› Por Mariano del Mazo
Si nos paramos en alguna fecha incierta entre 1969 y 1970, en tres discos esenciales se advierte la más profunda e inspirada raíz del árbol genealógico del rock argentino. En 30 minutos de vida de Moris está la tradición del cantautor; del primero de Almendra surge la rama de sofisticación lírica y sonora; del de Manal, el blues y rock callejero. A Moris habría que sumar Tanguito; a Almendra el beat de Los Gatos y la psicodelia de los primeros Abuelos; y a Manal, el pulso suburbano de Vox Dei. En este cameo pionero de trazo grueso no debería faltar Arco Iris, creadores de la fusión rock-folk.
El aspecto legendario no es menor en la consolidación del rock argentino como movimiento, como ghetto contracultural. Entre los dedos ateridos y las noches sin dormir (“¿y para qué?”, ladraba a la luna Tanguito), entre la hemorragia de anécdotas de Plaza Francia, La Cueva, La Perla, Gesell, el sur de la ciudad, asoma la figura siempre marginal de Pajarito. Seguramente sin saberlo, él aportó ideología: la coherencia del naufragio y de la vida al borde de la ley fuera de cualquier anzuelo burgués. Esa deriva romántica y un extraño carisma (colaboró aquí su formidable mote, Pajarito Zaguri: inmejorable) potenciaron el que fue otro de sus logros: su capacidad aglutinadora.
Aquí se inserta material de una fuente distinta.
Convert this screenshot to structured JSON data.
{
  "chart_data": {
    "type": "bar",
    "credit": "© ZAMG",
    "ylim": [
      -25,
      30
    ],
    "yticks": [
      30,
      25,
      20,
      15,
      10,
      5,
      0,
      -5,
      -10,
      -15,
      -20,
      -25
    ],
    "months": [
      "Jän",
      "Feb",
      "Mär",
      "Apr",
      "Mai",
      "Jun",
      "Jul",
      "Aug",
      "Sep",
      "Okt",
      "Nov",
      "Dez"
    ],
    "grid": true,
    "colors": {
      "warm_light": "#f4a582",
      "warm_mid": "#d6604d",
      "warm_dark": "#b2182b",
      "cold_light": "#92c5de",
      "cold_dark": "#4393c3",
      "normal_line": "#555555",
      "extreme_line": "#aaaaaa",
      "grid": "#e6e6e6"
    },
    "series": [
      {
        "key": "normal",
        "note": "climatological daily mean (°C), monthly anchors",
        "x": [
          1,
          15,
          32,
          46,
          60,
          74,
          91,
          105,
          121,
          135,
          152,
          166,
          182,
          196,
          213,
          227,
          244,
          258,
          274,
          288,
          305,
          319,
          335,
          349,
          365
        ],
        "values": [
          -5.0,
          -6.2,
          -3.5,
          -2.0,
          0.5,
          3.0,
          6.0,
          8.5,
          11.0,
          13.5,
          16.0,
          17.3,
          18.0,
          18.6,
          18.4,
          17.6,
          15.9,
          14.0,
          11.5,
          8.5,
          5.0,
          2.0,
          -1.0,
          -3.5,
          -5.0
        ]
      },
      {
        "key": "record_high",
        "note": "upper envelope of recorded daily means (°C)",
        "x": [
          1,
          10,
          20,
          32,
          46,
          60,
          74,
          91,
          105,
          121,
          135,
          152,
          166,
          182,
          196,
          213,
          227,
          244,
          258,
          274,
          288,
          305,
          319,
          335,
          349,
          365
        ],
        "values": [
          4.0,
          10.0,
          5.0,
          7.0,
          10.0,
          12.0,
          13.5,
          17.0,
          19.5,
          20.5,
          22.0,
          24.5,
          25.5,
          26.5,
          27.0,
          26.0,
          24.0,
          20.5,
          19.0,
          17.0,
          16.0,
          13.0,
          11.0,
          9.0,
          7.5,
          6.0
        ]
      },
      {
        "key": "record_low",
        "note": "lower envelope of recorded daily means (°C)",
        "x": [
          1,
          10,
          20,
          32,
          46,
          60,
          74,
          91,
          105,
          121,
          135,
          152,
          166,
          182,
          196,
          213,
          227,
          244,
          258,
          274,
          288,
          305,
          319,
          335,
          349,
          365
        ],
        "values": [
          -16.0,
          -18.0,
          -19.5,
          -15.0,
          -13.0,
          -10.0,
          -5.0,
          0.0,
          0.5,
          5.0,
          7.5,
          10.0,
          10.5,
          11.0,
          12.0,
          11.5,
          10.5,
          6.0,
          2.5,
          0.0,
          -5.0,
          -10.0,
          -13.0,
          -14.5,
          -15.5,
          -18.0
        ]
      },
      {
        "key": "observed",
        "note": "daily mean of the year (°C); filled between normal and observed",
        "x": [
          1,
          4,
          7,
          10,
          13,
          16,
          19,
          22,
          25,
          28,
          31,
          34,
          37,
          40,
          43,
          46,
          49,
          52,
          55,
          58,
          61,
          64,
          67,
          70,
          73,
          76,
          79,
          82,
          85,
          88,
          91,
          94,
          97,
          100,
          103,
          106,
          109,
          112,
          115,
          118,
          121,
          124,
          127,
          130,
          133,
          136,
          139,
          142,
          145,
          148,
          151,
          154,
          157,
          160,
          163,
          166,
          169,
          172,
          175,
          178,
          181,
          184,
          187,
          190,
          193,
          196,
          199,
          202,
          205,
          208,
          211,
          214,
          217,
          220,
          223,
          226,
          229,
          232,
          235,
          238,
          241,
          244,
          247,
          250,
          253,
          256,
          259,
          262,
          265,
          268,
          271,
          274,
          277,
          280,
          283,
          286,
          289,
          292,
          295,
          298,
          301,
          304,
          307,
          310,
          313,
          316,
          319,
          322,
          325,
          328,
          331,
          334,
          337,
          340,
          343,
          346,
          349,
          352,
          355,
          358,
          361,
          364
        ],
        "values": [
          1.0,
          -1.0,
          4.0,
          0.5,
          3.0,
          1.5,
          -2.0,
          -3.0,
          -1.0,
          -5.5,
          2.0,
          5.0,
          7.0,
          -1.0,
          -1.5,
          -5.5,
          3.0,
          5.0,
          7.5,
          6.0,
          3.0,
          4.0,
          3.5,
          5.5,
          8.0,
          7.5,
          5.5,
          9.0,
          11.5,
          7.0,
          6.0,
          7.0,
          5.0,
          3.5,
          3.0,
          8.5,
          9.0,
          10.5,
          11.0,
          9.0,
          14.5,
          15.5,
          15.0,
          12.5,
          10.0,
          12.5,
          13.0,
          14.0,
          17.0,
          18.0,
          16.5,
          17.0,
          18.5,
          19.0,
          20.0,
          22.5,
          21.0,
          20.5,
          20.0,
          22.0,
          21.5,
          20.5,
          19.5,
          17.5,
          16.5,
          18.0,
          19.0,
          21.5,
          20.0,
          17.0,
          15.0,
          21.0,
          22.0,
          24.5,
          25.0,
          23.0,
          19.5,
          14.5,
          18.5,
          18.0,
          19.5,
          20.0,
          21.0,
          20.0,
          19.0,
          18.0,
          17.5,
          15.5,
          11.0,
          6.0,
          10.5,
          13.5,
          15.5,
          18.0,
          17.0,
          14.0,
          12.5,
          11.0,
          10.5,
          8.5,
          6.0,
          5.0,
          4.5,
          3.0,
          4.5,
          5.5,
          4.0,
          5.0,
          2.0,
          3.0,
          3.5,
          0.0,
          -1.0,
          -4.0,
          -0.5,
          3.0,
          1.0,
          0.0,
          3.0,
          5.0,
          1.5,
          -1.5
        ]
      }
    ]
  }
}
Con conciencia de su limitación artística, supo blindarse de buenos músicos de blues y, siguiendo con la genealogía, hubo algo de él en bandas como Dulces 16, La Pesada y Memphis, por citar algunas y obviando el febril fanatismo que su figura despertó en grupos bravos del oeste porteño y del conurbano (las últimas presentaciones de Pajarito en La Perla eran ceremonias de cerveza y devoción).
Es bastante conocido su disco de 1994 En el 2000 (también), en el que a caballo del éxito del engendro de Tango feroz sacó un CD con un packaging de caja de pizza. En esa caja, que hasta traía escarbadientes, se destacaba una sutileza: una ínfima mancha de aceite sobre el cartón. Pajarito Zaguri fue esa mancha de aceite: una presencia casi inadvertida pero en un sentido fundamental –y paradójicamente un detalle pintoresco–, que buscaba desesperadamente acercarse a la verdad.
Los exegetas dirán “Rebelde”, dirán “Alza la voz”, señalarán bluses perdidos en discos más o menos mitológicos. Está bien. Pero al final, la agitada existencia de Pajarito Zaguri fue su verdadera, angustiosa, festiva y maldita obra de arte.